Monetary Tools and the Mainstream
Chris Westley recently asked a discussion group about "mainstream monetary economists who expressed doubts about conventional monetary tools over the last few years."
I recently saw Kris Mitchener of Santa Clara University present a paper "The Great Depression as a Credit Boom Gone Wrong," which he coauthored with the eminent Berkeley economist Barry Eichengreen.
They cite Hayek, Mises, Robbins and Rothbard and use data from a dozen countries to analyze the hypothesis that the Great Depression was a credit induced boom. They construct a rough measure of credit expansion and find that countries that had a greater expansion of credit in the twenties suffered a greater collapse in the thirties. (Mark Thornton cites the work in his paper on skyscrapers.)

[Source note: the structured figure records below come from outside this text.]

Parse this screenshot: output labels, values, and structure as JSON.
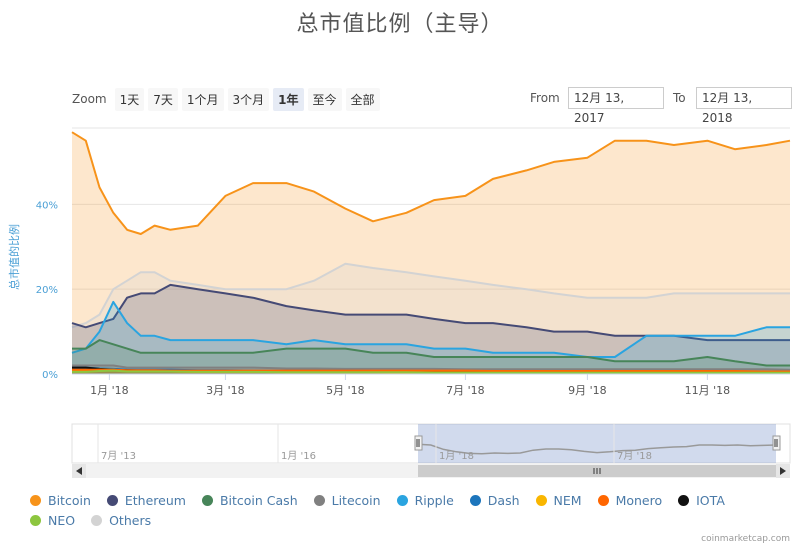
{
  "title": "总市值比例（主导）",
  "zoom": {
    "label": "Zoom",
    "buttons": [
      "1天",
      "7天",
      "1个月",
      "3个月",
      "1年",
      "至今",
      "全部"
    ],
    "selected": "1年"
  },
  "range": {
    "from_label": "From",
    "from_value": "12月 13, 2017",
    "to_label": "To",
    "to_value": "12月 13, 2018"
  },
  "credit": "coinmarketcap.com",
  "chart_data": {
    "type": "area",
    "title": "总市值比例（主导）",
    "ylabel": "总市值的比例",
    "ylim": [
      0,
      58
    ],
    "y_ticks": [
      "0%",
      "20%",
      "40%"
    ],
    "x_ticks": [
      "1月 '18",
      "3月 '18",
      "5月 '18",
      "7月 '18",
      "9月 '18",
      "11月 '18"
    ],
    "x_range": [
      "2017-12-13",
      "2018-12-13"
    ],
    "x": [
      "2017-12-13",
      "2017-12-20",
      "2017-12-27",
      "2018-01-03",
      "2018-01-10",
      "2018-01-17",
      "2018-01-24",
      "2018-02-01",
      "2018-02-15",
      "2018-03-01",
      "2018-03-15",
      "2018-04-01",
      "2018-04-15",
      "2018-05-01",
      "2018-05-15",
      "2018-06-01",
      "2018-06-15",
      "2018-07-01",
      "2018-07-15",
      "2018-08-01",
      "2018-08-15",
      "2018-09-01",
      "2018-09-15",
      "2018-10-01",
      "2018-10-15",
      "2018-11-01",
      "2018-11-15",
      "2018-12-01",
      "2018-12-13"
    ],
    "series": [
      {
        "name": "Bitcoin",
        "color": "#f7931a",
        "values": [
          57,
          55,
          44,
          38,
          34,
          33,
          35,
          34,
          35,
          42,
          45,
          45,
          43,
          39,
          36,
          38,
          41,
          42,
          46,
          48,
          50,
          51,
          55,
          55,
          54,
          55,
          53,
          54,
          55
        ]
      },
      {
        "name": "Ethereum",
        "color": "#454a75",
        "values": [
          12,
          11,
          12,
          13,
          18,
          19,
          19,
          21,
          20,
          19,
          18,
          16,
          15,
          14,
          14,
          14,
          13,
          12,
          12,
          11,
          10,
          10,
          9,
          9,
          9,
          8,
          8,
          8,
          8
        ]
      },
      {
        "name": "Bitcoin Cash",
        "color": "#478559",
        "values": [
          6,
          6,
          8,
          7,
          6,
          5,
          5,
          5,
          5,
          5,
          5,
          6,
          6,
          6,
          5,
          5,
          4,
          4,
          4,
          4,
          4,
          4,
          3,
          3,
          3,
          4,
          3,
          2,
          2
        ]
      },
      {
        "name": "Litecoin",
        "color": "#808080",
        "values": [
          2,
          2,
          2,
          2,
          1.5,
          1.5,
          1.5,
          1.5,
          1.5,
          1.5,
          1.5,
          1.3,
          1.3,
          1.2,
          1.2,
          1.2,
          1.2,
          1.1,
          1.1,
          1.1,
          1.1,
          1.1,
          1.1,
          1.1,
          1.1,
          1.1,
          1.1,
          1.1,
          1
        ]
      },
      {
        "name": "Ripple",
        "color": "#2aa4e0",
        "values": [
          5,
          6,
          10,
          17,
          12,
          9,
          9,
          8,
          8,
          8,
          8,
          7,
          8,
          7,
          7,
          7,
          6,
          6,
          5,
          5,
          5,
          4,
          4,
          9,
          9,
          9,
          9,
          11,
          11
        ]
      },
      {
        "name": "Dash",
        "color": "#1c75bc",
        "values": [
          1.5,
          1.5,
          1.3,
          1.2,
          1,
          1,
          1,
          1,
          0.9,
          0.9,
          0.8,
          0.8,
          0.8,
          0.8,
          0.7,
          0.7,
          0.7,
          0.6,
          0.6,
          0.6,
          0.5,
          0.5,
          0.5,
          0.5,
          0.5,
          0.5,
          0.5,
          0.4,
          0.4
        ]
      },
      {
        "name": "NEM",
        "color": "#f9b600",
        "values": [
          0.6,
          0.8,
          1,
          1,
          0.8,
          0.7,
          0.6,
          0.6,
          0.5,
          0.5,
          0.5,
          0.4,
          0.4,
          0.4,
          0.4,
          0.3,
          0.3,
          0.3,
          0.3,
          0.3,
          0.3,
          0.3,
          0.3,
          0.3,
          0.3,
          0.3,
          0.3,
          0.3,
          0.3
        ]
      },
      {
        "name": "Monero",
        "color": "#ff6600",
        "values": [
          1,
          1,
          1,
          1,
          0.9,
          0.9,
          0.9,
          0.8,
          0.8,
          0.8,
          0.8,
          0.8,
          0.8,
          0.8,
          0.8,
          0.8,
          0.8,
          0.8,
          0.7,
          0.7,
          0.7,
          0.7,
          0.7,
          0.7,
          0.7,
          0.7,
          0.7,
          0.6,
          0.6
        ]
      },
      {
        "name": "IOTA",
        "color": "#111111",
        "values": [
          1.5,
          1.5,
          1.2,
          1,
          0.9,
          0.8,
          0.8,
          0.7,
          0.6,
          0.6,
          0.6,
          0.6,
          0.6,
          0.6,
          0.5,
          0.5,
          0.5,
          0.5,
          0.5,
          0.5,
          0.5,
          0.5,
          0.5,
          0.5,
          0.5,
          0.4,
          0.4,
          0.4,
          0.4
        ]
      },
      {
        "name": "NEO",
        "color": "#8dc63f",
        "values": [
          0.5,
          0.5,
          0.7,
          0.8,
          0.6,
          0.6,
          0.6,
          0.6,
          0.5,
          0.5,
          0.5,
          0.4,
          0.4,
          0.4,
          0.4,
          0.4,
          0.3,
          0.3,
          0.3,
          0.3,
          0.3,
          0.3,
          0.3,
          0.3,
          0.3,
          0.3,
          0.3,
          0.3,
          0.3
        ]
      },
      {
        "name": "Others",
        "color": "#d3d3d3",
        "values": [
          11,
          12,
          14,
          20,
          22,
          24,
          24,
          22,
          21,
          20,
          20,
          20,
          22,
          26,
          25,
          24,
          23,
          22,
          21,
          20,
          19,
          18,
          18,
          18,
          19,
          19,
          19,
          19,
          19
        ]
      }
    ],
    "navigator": {
      "x_ticks": [
        "7月 '13",
        "1月 '16",
        "1月 '18",
        "7月 '18"
      ]
    },
    "grid": true,
    "legend_position": "bottom"
  }
}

(They examined this line of work because some people at the Bank for International Settlements appear to have been discussing the Austrian view.)
They relate the problem to those experienced within the past few years. I am not sure where Eichengreen stands on normative macroeconomics but after the presentation Mitchener still supported having active monetary policy. He said that even though Greenspan may not know where the economy is in the business cycle, Greenspan still should have the ability to get the economy out of a recession after the fact. As a footnote they also favor increased regulation of the financial sector to prevent credit expansion.


Comments (1)
The Eichengreen-Mitchener paper is a significant one--if only because these mainstream economists are taking the Mises-Hayek seriously. They see the Austrian theory as "complementing" other theories, including, of course, Eichengreen's own gold-based theory. They provide many disclaimers and state repeatedly that the extent of the credit expansion doesn't explain the depth and length of the ensuing depression--as if some defenders of the Mises-Hayek view believe that it does.
Their policy recommendation is essentially the productivity norm--but they never say so explicitly. They do realize that the monetarists' prescription won't do: The monetary rule doesn't rule out the credit-induced boom and bust. (My phraseology) They never consider denationalizing money.